Since its publication in 2011, critics have written about David Foster Wallace’s final, unfinished novel, The Pale King, by looking for resonances with his career-long interests of irony, alienation, and the text’s relation to the reader, but few have written of his final fiction as exhibiting a new approach to these topics. To further such criticism, I argue that in The Pale King Wallace uses new means – religious, and specifically mystic, vocabularies of experience – to seek ethical practices for living in a period heavily influenced by Postmodern irony. In the process, Wallace’s characters end up advocating a mystical both/and style of living-through both irony and sincerity, boredom and attention, loneliness and relation. In investigating Wallace’s work, I draw on the fields of Mystics, narrative ethics, Postsecularism, and (Post)Postmodern literary studies to show the valences of cultural interest at play in Wallace’s fictional world.

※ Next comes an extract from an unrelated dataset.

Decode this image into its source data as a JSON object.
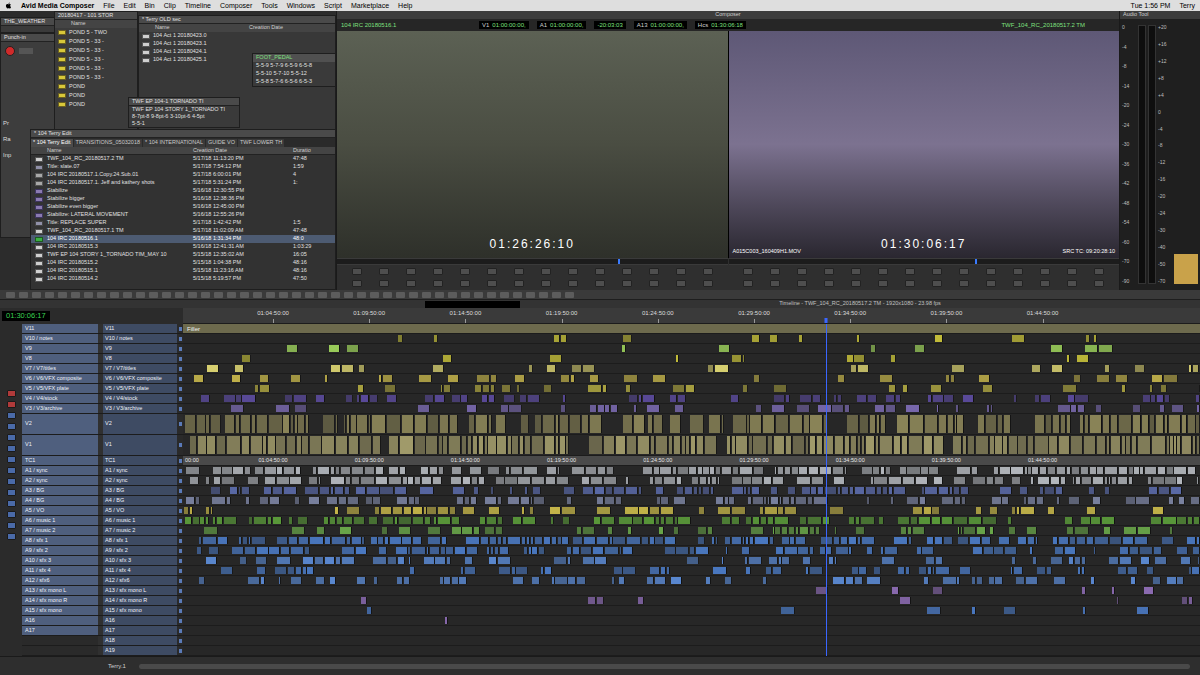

Throughout my main chapter, I discuss how Wallace premises his characters’ routinized lives as IRS employees on the concept of boredom and its relationships with capitalism and mysticism. While many characters have become accustomed to boredom’s ubiquitous presence, some characters respond to pervasive alienation by seeking practices tinged with mystical overtones to center their living around, such as the practice of personal relationship, experiences of grace, or self-made ascetic rituals. Throughout my explication of these themes, I show how Wallace importantly mirrors his treatments of boredom with his formal choices as well. In my final section, I write toward a speculative explanation of these formal oddities: the reader’s metafictional involvement in both boredom-filled living and spiritual practices, an endeavor linked to the connection between life and literature that Wallace emphasized throughout his career. In my conclusion, I write of my hesitation to identify as a postsecular critic: namely, Postsecularism’s lack of interest in collective spiritual practices, a perspective shared by Wallace. As a result, I point to some contemporary writers who share Wallace’s interests in finding the ethical link between life and literature through reimagining spiritual practices, whose work may develop Wallace’s focus on individual experiences toward a collective vision.